LVIII. Ordination de Majorinus.

Le siége de Carthage étant ainsi déclaré vacant, la cabale élut pour le remplir Majorinus, domestique de Lucilla, et qui avait été lecteur dans la diaconie de Cécilien. Lucilla acheta cette place en donnant aux évêques quatre cents bourses, pour être, disait-elle, distribuées aux pauvres; mais ils les partagèrent entre eux, pour mieux suivre la vraie intention de celle qui les donnait. Ils écrivirent en même temps par toute l'Afrique, afin de détacher les évêques de la communion de Cécilien. La calomnie, qui naît bien vite de la chaleur des querelles, fut aussitôt mise en œuvre. Ils accusaient les adversaires d'avoir assassiné un des leurs à Carthage, avant l'ordination de Majorinus. Les lettres d'un concile si nombreux divisèrent les églises d'Afrique: mais Cécilien n'en fut pas alarmé, étant uni de communion avec toutes les autres églises du monde, et principalement avec l'église romaine, en qui réside de tout temps la primauté de la chaire apostolique.
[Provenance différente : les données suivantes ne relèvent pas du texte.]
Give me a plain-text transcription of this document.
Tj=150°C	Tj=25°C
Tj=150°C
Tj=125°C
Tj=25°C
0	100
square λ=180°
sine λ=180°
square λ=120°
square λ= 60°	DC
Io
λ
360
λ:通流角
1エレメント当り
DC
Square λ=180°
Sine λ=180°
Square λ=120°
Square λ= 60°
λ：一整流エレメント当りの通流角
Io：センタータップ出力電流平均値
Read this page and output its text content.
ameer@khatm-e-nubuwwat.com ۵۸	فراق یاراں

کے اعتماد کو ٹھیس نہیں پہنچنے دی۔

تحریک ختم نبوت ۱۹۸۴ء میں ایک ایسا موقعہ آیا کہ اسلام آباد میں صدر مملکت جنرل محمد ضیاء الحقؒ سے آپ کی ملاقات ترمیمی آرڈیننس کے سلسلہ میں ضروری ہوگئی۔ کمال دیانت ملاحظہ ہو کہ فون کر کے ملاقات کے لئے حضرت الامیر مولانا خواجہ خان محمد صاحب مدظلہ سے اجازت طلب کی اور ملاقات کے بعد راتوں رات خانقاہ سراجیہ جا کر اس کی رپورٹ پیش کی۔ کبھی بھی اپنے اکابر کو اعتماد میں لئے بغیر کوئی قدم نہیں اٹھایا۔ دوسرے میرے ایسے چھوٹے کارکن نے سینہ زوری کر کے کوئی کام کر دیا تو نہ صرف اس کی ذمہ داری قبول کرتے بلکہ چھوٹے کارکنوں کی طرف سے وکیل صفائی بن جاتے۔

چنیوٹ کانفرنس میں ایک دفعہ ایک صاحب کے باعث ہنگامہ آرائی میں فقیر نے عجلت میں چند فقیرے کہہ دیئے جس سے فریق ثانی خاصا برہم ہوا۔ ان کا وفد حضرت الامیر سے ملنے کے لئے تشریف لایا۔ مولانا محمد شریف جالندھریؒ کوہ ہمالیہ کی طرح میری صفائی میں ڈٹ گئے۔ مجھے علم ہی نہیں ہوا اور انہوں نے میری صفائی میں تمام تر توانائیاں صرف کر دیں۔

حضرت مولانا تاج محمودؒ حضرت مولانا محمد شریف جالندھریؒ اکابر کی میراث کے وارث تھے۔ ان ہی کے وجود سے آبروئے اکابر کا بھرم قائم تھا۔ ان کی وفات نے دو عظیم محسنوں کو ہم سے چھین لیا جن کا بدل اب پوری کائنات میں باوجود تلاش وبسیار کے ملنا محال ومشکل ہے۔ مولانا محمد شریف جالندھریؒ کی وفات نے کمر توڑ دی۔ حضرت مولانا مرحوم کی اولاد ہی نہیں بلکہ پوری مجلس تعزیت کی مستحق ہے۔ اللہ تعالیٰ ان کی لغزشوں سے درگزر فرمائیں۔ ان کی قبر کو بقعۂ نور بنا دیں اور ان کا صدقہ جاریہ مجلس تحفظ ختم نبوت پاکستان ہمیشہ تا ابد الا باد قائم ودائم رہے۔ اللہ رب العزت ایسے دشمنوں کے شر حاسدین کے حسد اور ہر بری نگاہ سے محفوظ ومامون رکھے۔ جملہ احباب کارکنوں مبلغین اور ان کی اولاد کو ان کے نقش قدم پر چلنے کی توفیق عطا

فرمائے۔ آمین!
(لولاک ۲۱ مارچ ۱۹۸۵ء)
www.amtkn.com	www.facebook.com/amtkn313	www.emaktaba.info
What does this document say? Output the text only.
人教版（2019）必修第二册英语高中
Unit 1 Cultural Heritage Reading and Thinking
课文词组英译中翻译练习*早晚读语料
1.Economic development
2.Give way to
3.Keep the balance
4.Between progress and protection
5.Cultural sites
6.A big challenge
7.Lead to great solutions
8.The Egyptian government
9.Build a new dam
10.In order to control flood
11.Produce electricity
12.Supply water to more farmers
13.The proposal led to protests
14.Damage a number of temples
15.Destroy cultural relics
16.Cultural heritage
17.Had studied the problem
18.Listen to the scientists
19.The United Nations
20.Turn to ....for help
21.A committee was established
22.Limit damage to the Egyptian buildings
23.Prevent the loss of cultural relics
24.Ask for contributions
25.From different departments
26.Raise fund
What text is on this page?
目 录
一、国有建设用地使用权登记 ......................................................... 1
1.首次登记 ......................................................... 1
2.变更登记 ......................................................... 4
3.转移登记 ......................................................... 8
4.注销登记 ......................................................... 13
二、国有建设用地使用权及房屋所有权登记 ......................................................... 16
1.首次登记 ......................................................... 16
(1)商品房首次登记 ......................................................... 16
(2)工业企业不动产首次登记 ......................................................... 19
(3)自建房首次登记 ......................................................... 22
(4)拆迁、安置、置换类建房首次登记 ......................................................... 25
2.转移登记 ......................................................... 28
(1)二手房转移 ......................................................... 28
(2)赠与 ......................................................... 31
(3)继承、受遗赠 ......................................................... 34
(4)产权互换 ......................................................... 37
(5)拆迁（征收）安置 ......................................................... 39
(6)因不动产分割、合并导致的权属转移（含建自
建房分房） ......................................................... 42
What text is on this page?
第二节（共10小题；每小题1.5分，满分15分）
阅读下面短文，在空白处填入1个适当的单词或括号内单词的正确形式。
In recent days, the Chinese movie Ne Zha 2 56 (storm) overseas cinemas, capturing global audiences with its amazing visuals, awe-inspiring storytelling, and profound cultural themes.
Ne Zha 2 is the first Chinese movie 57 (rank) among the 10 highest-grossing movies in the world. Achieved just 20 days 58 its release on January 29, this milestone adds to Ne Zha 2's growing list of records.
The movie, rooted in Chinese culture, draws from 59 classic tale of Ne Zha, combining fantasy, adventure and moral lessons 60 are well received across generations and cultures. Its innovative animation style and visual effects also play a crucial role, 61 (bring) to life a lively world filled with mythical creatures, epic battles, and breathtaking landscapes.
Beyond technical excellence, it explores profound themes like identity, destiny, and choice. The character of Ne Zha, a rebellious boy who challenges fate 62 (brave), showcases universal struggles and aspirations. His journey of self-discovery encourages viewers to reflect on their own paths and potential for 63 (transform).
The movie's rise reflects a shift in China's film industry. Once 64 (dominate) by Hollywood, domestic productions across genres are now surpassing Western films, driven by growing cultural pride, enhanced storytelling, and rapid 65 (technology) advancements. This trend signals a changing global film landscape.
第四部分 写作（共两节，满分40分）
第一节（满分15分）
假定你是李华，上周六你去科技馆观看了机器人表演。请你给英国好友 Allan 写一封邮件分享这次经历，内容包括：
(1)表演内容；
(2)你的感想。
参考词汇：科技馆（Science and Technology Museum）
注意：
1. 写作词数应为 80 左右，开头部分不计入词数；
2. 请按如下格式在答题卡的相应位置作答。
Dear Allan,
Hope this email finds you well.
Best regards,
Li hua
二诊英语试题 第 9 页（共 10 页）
LIX. Constantin prend connaissance de cette querelle.

Peu de temps après l'ordination de Majorinus, Constantin, s'étant rendu maître de l'Afrique, fit distribuer des aumônes aux églises de cette province. Il était déja instruit des troubles excités par les schismatiques, et il les excluait de ses libéralités. La jalousie qu'ils en conçurent aiguisa leur malice. Accompagnés d'une foule de peuple qu'ils avaient séduit, ils viennent avec grand bruit présenter au proconsul Anulinus un mémoire rempli de calomnies contre Cécilien, et une requête à l'empereur, par laquelle ils demandaient pour juges des évêques de Gaule. Ceux-ci semblaient en effet, plus propres à faire dans cette querelle la fonction de juges, parce qu'il n'y avait point parmi eux de Traditeurs, la Gaule ayant été à l'abri de la persécution sous le gouvernement de Constance et de Constantin: l'empereur prit connaissance de ces pièces, et ordonna au proconsul de signifier à Cécilien et à ses adversaires, qu'ils eussent à se rendre à Rome avant le 2 d'octobre de cette année 313, pour y être jugés par des évêques. Il écrivit en même temps au pape Miltiade et à trois évêques de Gaule, célèbres par leur sainteté et par leur savoir, les priant d'entendre les deux parties et de prononcer. Il envoya au pape le mémoire et la requête des schismatiques. Les trois évêques de Gaule étaient Rhéticius d'Autun, Marinus d'Arles, et Maternus de Cologne. Le pape leur joignit quinze évêques d'Italie. Cécilien avec dix évêques catholiques, et Donat à la tête de dix autres de son parti, arrivèrent à Rome au temps marqué.

LX. Concile de Rome.

Le concile s'ouvrit le 2 d'octobre dans le palais de l'impératrice Fausta, nommé la maison de Latran. Le pape y présida; les trois évêques de Gaule étaient assis ensuite; après eux les quinze évêques d'Italie. Il ne dura que trois jours, et tout se passa dans la forme la plus régulière. Dès la première session, les accusateurs ayant refusé de parler, Donat, convaincu lui-même de plusieurs crimes par Cécilien, se retira avec confusion, et ne reparut plus devant le concile. Dans les deux autres sessions on examina l'affaire de Cécilien; on déclara illégitime et irrégulière l'assemblée des soixante et dix évêques numides; mais on ne voulut pas entrer en discussion sur Félix d'Aptunge: outre que cet examen était long et difficile, on décida qu'il était inutile dans la cause présente, puisque supposé même que Félix fût traditeur, n'étant point déposé de l'épiscopat, il avait pu ordonner Cécilien. On prit dans le jugement le parti le plus doux, ce fut de déclarer Cécilien innocent et bien ordonné, sans séparer de la communion ses adversaires. Le seul Donat fut condamné sur ses propres aveux, et comme auteur du trouble. On rendit compte à Constantin de ce qui s'était passé, et on lui envoya les actes du concile. Miltiade ne survécut pas long-temps; il mourut le 10 de janvier de l'année suivante, et Silvestre lui succéda.